Projective geometry problems

[Mondo]

Hello,

for the figure below I try to justify the reflection mapping. They say that $e_1 -> T(e_1)$ is described by a mapping $$\begin{bmatrix} cos(2\theta)\\ sin(2\theta) \end{bmatrix}$$. I can get to the same result by drawing a parpendicular from $T(e_1)$ to the X axis and then write simple trigonometry formula for cosine $$\frac{x}{r} = cos(2\theta) -> x = rcos(2\theta)$$ where 'r' is the length of the vector (here r = 1 since $e_1$ is a basis vector). Similarly for the sine function I get the expected transformation. However I can't get the tranformation for $e_2$. Since the angle is obtuse I was thinking about first writing the transformation of e2 on the X axis and lateer from X to T(e2). But since we don't know the angles I have no idea how to do this.



Thanks!

 

[LCKurtz]

I will help you with the second part. Consider the following figure:

A is the reflection of B in the line OP and you need its coordinates (x,y). Notice that angle OBA and angle COP have perpendicular sides which is why the angle at B is $\theta$ and so is the angle at A. From triangle OBP you have the length of BP is $\cos\theta$ and so is the length of PA. So the length of BA is $2\cos\theta$ and from triangle ABR you have $x=2\cos\theta \sin\theta = \sin(2\theta)$. Can you see how to get y from the same triangle?

 

[Mondo]

Thanks for the answer LCKurtz.

Can you see how to get y from the same triangle?

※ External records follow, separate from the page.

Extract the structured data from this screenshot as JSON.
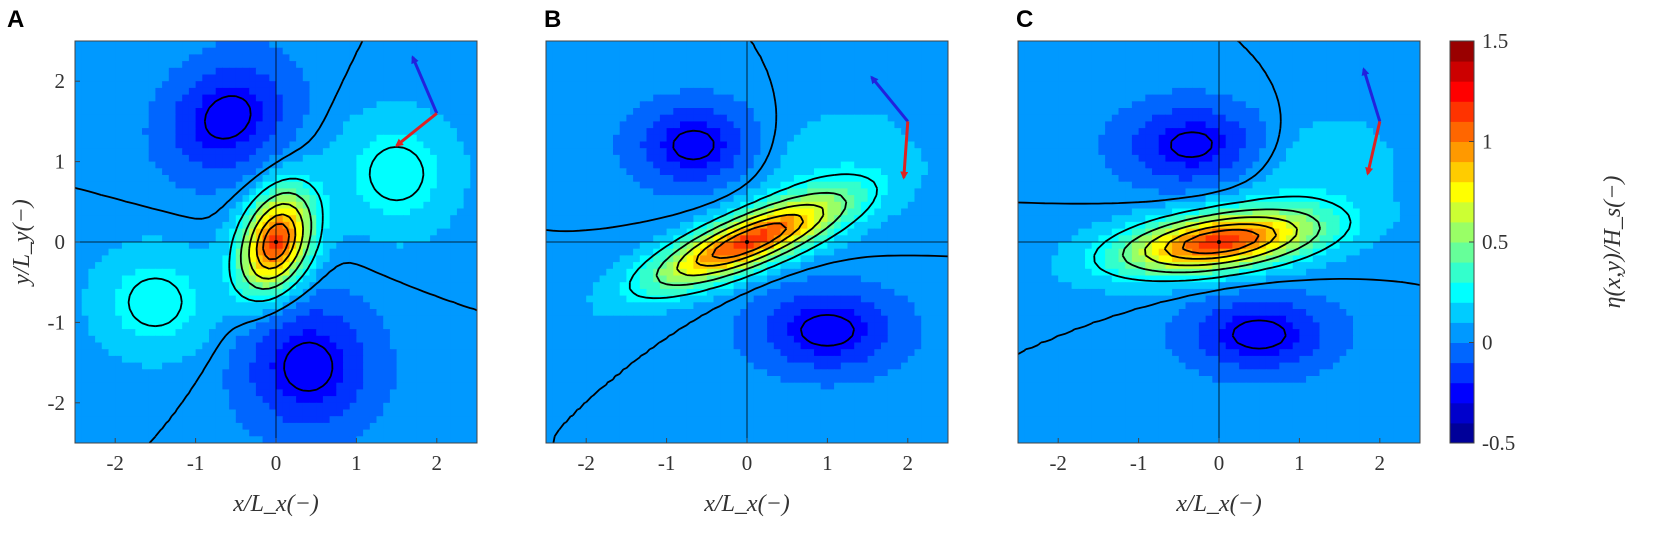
{
  "chart_data": [
    {
      "type": "heatmap",
      "panel": "A",
      "xlabel": "x/L_x(−)",
      "ylabel": "y/L_y(−)",
      "xlim": [
        -2.5,
        2.5
      ],
      "ylim": [
        -2.5,
        2.5
      ],
      "xticks": [
        "-2",
        "-1",
        "0",
        "1",
        "2"
      ],
      "yticks": [
        "-2",
        "-1",
        "0",
        "1",
        "2"
      ],
      "peak": {
        "x": 0,
        "y": 0,
        "value": 1.1
      },
      "lobes": [
        {
          "x": 0.0,
          "y": 0.0,
          "sx": 0.28,
          "sy": 0.45,
          "rot": -20,
          "amp": 1.1
        },
        {
          "x": -0.6,
          "y": 1.55,
          "sx": 0.55,
          "sy": 0.45,
          "rot": 35,
          "amp": -0.35
        },
        {
          "x": 0.4,
          "y": -1.55,
          "sx": 0.55,
          "sy": 0.55,
          "rot": 45,
          "amp": -0.35
        },
        {
          "x": 1.5,
          "y": 0.85,
          "sx": 0.5,
          "sy": 0.5,
          "rot": 0,
          "amp": 0.25
        },
        {
          "x": -1.5,
          "y": -0.75,
          "sx": 0.5,
          "sy": 0.45,
          "rot": 0,
          "amp": 0.25
        }
      ],
      "arrows": [
        {
          "color": "#2222dd",
          "dx": -0.3,
          "dy": 0.7
        },
        {
          "color": "#dd2222",
          "dx": -0.5,
          "dy": -0.4
        }
      ],
      "arrow_origin": {
        "x": 2.0,
        "y": 1.6
      }
    },
    {
      "type": "heatmap",
      "panel": "B",
      "xlabel": "x/L_x(−)",
      "xlim": [
        -2.5,
        2.5
      ],
      "ylim": [
        -2.5,
        2.5
      ],
      "xticks": [
        "-2",
        "-1",
        "0",
        "1",
        "2"
      ],
      "peak": {
        "x": 0,
        "y": 0,
        "value": 1.1
      },
      "lobes": [
        {
          "x": 0.0,
          "y": 0.0,
          "sx": 0.85,
          "sy": 0.22,
          "rot": 22,
          "amp": 1.1
        },
        {
          "x": -0.65,
          "y": 1.2,
          "sx": 0.5,
          "sy": 0.35,
          "rot": 0,
          "amp": -0.35
        },
        {
          "x": 1.0,
          "y": -1.1,
          "sx": 0.6,
          "sy": 0.35,
          "rot": 0,
          "amp": -0.35
        },
        {
          "x": 1.0,
          "y": 0.9,
          "sx": 0.8,
          "sy": 0.5,
          "rot": 20,
          "amp": 0.12
        }
      ],
      "arrows": [
        {
          "color": "#2222dd",
          "dx": -0.45,
          "dy": 0.55
        },
        {
          "color": "#dd2222",
          "dx": -0.05,
          "dy": -0.7
        }
      ],
      "arrow_origin": {
        "x": 2.0,
        "y": 1.5
      }
    },
    {
      "type": "heatmap",
      "panel": "C",
      "xlabel": "x/L_x(−)",
      "xlim": [
        -2.5,
        2.5
      ],
      "ylim": [
        -2.5,
        2.5
      ],
      "xticks": [
        "-2",
        "-1",
        "0",
        "1",
        "2"
      ],
      "peak": {
        "x": 0,
        "y": 0,
        "value": 1.1
      },
      "lobes": [
        {
          "x": 0.0,
          "y": 0.0,
          "sx": 0.85,
          "sy": 0.24,
          "rot": 8,
          "amp": 1.1
        },
        {
          "x": -0.3,
          "y": 1.2,
          "sx": 0.6,
          "sy": 0.35,
          "rot": 0,
          "amp": -0.35
        },
        {
          "x": 0.5,
          "y": -1.15,
          "sx": 0.6,
          "sy": 0.32,
          "rot": 0,
          "amp": -0.35
        },
        {
          "x": 1.1,
          "y": 0.9,
          "sx": 0.8,
          "sy": 0.5,
          "rot": 10,
          "amp": 0.12
        }
      ],
      "arrows": [
        {
          "color": "#2222dd",
          "dx": -0.2,
          "dy": 0.65
        },
        {
          "color": "#dd2222",
          "dx": -0.15,
          "dy": -0.65
        }
      ],
      "arrow_origin": {
        "x": 2.0,
        "y": 1.5
      }
    }
  ],
  "colorbar": {
    "label": "η(x,y)/H_s(−)",
    "ticks": [
      "1.5",
      "1",
      "0.5",
      "0",
      "-0.5"
    ],
    "range": [
      -0.5,
      1.5
    ],
    "colormap": "jet",
    "contour_levels": [
      -0.25,
      0.05,
      0.25,
      0.45,
      0.65,
      0.85,
      1.0
    ]
  }
}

Yes in fact I have already solved that but in a different way than you do. I can follow the reasoning of your solution but have one questions - how are you sure that the angle at P is a right angle?

 

[pka]

I have one questions - how are you sure that the angle at P is a right angle?

If you know that $A$ is the reflection of $B$ through $P$ then $\angle OPB$ is a right angle.

A is the reflection of B in the line OP and you need its coordinates (x,y)

 

[Mondo]

Yep, that's is obvious... thanks